Paragon Walk cover

Paragon Walk

Charlotte & Thomas Pitt • Book 3

3.83 Goodreads
(9.1K ratings)

Why You'll Love This

Behind the prettiest street in London lives something so rotten that even the victims are complicit in hiding it.

  • Great if you want: Victorian social hypocrisy dissected through a murder investigation
  • The experience: atmospheric and quietly tense — dread builds beneath polished surfaces
  • The writing: Perry uses manners and evasion as weapons — silence reveals as much as confession
  • Skip if: you prefer fast-paced plots over character-driven atmosphere

About This Book

Behind the gleaming facades of Paragon Walk, one of Victorian London's most fashionable addresses, a young woman has been raped and murdered—and the killer almost certainly lives nearby. Inspector Thomas Pitt must navigate the treacherous social currents of the wealthy and well-connected, where reputation is everything and the truth is the last thing anyone wants uncovered. His wife Charlotte, sharp-eyed and socially fluent in ways her husband cannot be, proves indispensable as the investigation cuts deeper into lives that appear impeccable on the surface. The stakes are not just justice for one victim—something darker is still present on that elegant street.

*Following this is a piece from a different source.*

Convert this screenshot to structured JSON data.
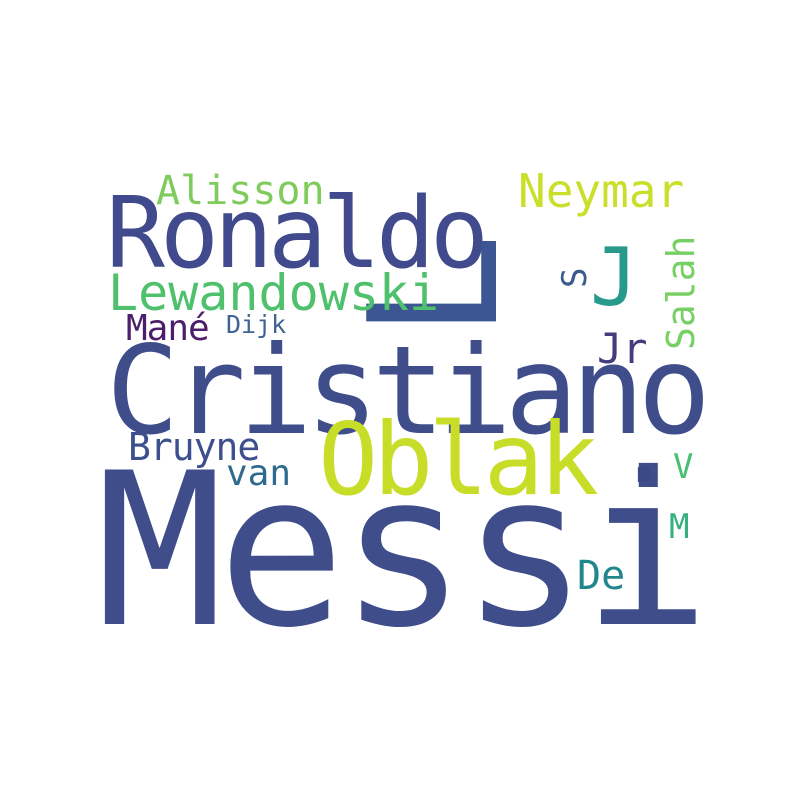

What distinguishes Perry's writing here is her precise understanding of how class operates as both armor and weapon. She renders Victorian society not as costume backdrop but as a living system that distorts and corrupts the people inside it. The novel's compact length works in its favor—Perry keeps the tension coiled tight, moving between drawing rooms and police offices with controlled momentum. Charlotte and Pitt together make a genuinely compelling pair, their partnership carrying warmth and friction in equal measure, and their dynamic gives this procedural its real emotional weight.